Airbnb created a new committee at the board level dedicated to overseeing the company’s commitments to these stakeholders, he says. The Stakeholder Committee will be chaired by Belinda Johnson, who now serves as chief operating officer.
To address concerns from non-white customers, the company is partnering with the NAACP to combat racial discrimination on the platform after black users posted about their experiences under #AirbnbWhileBlack.
In response, the company started asking members to attest that they won’t discriminate against other users when they first sign up — a move which Chesky says sparked thousands of angry emails and people deleting their accounts.
Working with civil rights groups like the NAACP to develop a multi-year plan to reduce bias and discrimination on the platform resulted in changes like not showing guests’ photos to hosts in conversations about bookings, he says. For people who feel discriminated against, the company created a hotline they can call to connect with an agent who will help find a suitable place to stay.
“Our core belief is that we want to help bring people together and make them feel like they can belong in communities all over the world,” he says. “Discrimination is an obstacle to belonging.”

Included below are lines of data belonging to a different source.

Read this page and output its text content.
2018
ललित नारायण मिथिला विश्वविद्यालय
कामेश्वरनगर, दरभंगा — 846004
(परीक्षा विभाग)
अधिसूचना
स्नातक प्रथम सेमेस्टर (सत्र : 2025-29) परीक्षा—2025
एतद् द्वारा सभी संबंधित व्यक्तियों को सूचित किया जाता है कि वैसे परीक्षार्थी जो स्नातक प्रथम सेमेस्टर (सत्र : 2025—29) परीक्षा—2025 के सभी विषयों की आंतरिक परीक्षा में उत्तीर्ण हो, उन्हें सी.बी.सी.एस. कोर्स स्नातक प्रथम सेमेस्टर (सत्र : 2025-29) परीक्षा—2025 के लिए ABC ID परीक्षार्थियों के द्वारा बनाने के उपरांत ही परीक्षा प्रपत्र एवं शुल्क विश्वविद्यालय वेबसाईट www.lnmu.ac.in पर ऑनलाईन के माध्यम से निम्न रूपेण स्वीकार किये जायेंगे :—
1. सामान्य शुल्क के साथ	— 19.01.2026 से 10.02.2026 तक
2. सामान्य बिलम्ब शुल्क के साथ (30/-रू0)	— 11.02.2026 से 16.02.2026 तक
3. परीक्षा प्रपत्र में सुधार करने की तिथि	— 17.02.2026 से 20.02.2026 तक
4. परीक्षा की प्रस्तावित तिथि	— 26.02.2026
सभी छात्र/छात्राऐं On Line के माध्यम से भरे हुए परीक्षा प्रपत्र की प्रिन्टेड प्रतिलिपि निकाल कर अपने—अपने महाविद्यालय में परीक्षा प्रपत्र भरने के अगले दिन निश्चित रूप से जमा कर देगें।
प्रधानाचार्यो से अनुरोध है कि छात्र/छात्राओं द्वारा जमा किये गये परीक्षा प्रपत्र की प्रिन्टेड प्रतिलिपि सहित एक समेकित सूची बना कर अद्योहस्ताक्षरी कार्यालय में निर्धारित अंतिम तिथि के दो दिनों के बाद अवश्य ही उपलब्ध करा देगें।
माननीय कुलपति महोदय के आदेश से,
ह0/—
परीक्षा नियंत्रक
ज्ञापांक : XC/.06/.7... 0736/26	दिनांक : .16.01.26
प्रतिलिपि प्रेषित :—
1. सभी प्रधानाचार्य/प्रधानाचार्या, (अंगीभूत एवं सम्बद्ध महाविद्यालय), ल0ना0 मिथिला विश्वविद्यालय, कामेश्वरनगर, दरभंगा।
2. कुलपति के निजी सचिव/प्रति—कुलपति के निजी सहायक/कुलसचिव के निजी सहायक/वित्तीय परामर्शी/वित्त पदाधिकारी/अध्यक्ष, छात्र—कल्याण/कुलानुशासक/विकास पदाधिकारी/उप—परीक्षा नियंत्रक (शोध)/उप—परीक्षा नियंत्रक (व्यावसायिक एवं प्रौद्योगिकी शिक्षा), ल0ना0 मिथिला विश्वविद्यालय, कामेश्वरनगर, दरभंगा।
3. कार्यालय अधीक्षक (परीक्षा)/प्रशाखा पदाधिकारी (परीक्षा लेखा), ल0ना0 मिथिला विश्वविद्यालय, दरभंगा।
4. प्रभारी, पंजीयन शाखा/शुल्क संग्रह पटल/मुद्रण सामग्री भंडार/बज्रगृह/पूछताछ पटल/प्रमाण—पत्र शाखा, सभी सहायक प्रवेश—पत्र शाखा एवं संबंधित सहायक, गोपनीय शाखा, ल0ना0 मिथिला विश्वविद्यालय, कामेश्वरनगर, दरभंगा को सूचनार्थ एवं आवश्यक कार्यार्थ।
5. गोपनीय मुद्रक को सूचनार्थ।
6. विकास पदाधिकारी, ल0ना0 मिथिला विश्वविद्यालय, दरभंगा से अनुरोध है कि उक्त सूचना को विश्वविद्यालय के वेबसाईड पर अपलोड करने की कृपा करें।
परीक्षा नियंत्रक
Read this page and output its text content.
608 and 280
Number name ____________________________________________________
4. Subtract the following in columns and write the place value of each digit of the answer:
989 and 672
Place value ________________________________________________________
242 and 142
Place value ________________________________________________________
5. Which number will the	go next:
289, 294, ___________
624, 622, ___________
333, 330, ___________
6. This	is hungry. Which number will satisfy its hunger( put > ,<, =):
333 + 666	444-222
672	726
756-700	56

After the Halloween shooting, the company announced plans to verify every listing, host and guest. Chesky hopes to accomplish this by asking users to leave reviews — which 70% of guests already do — and building a team of people to do remote inspections.
Few tech companies have attempted to verify the information on a platform, he says. This is a first in the travel industry, but more importantly, Chesky believes it speaks to broader conversations happening in tech.
“Tech companies are shifting from being open platforms to taking more responsibility for what's on their platform,” he says. “This is something that I wish we did more of sooner, but I'm happy we're doing what we're doing now.”
This segment aired on February 12, 2020.